A naturally selected dimorphism within the HLA-B44 supertype alters class I structure, peptide repertoire, and T cell recognition

• Published in: The Journal of experimental medicine Vol. 198; no. 5; pp. 679 - 691
• Main Authors: Macdonald, Whitney A, Purcell, Anthony W, Mifsud, Nicole A, Ely, Lauren K, Williams, David S, Chang, Linus, Gorman, Jeffrey J, Clements, Craig S, Kjer-Nielsen, Lars, Koelle, David M, Burrows, Scott R, Tait, Brian D, Holdsworth, Rhonda, Brooks, Andrew G, Lovrecz, George O, Lu, Louis, Rossjohn, Jamie, McCluskey, James
• Format: Journal Article
• Language: English
• Published: United States The Rockefeller University Press 01.09.2003
• Subjects: Alleles; Cell Line; Crystallography, X-Ray; Cytokines - blood; Gene Frequency; HLA-B Antigens - chemistry; HLA-B Antigens - genetics; HLA-B44 Antigen; Humans; Lymphocyte Culture Test, Mixed; Models, Molecular; Protein Structure, Secondary; Sex Characteristics; Spectrometry, Mass, Matrix-Assisted Laser Desorption-Ionization; T-Lymphocytes - immunology
• ISSN: 0022-1007; 1540-9538
• DOI: 10.1084/jem.20030066

HLA-B*4402 and B*4403 are naturally occurring MHC class I alleles that are both found at a high frequency in all human populations, and yet they only differ by one residue on the alpha2 helix (B*4402 Asp156-->B*4403 Leu156).
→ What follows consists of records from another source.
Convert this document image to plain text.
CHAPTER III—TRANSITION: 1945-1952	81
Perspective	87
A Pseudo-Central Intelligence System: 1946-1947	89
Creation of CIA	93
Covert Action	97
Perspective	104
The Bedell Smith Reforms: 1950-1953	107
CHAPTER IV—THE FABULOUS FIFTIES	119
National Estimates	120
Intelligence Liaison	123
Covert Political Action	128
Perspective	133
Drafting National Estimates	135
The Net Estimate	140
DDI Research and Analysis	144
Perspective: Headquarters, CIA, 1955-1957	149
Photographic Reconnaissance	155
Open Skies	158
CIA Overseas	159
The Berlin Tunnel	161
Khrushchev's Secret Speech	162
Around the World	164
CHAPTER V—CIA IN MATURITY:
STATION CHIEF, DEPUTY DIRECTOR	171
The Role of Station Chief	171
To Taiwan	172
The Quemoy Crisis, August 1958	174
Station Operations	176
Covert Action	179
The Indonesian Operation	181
CTLs discriminate between HLA-B*4402 and B*4403, and these allotypes stimulate strong mutual allogeneic responses reflecting their known barrier to hemopoeitic stem cell transplantation. Although HLA-B*4402 and B*4403 share >95% of their peptide repertoire, B*4403 presents more unique peptides than B*4402, consistent with the stronger T cell alloreactivity observed toward B*4403 compared with B*4402. Crystal structures of B*4402 and B*4403 show how the polymorphism at position 156 is completely buried and yet alters both the peptide and the heavy chain conformation, relaxing ligand selection by B*4403 compared with B*4402. Thus, the polymorphism between HLA-B*4402 and B*4403 modifies both peptide repertoire and T cell recognition, and is reflected in the paradoxically powerful alloreactivity that occurs across this "minimal" mismatch. The findings suggest that these closely related class I genes are maintained in diverse human populations through their differential impact on the selection of peptide ligands and the T cell repertoire.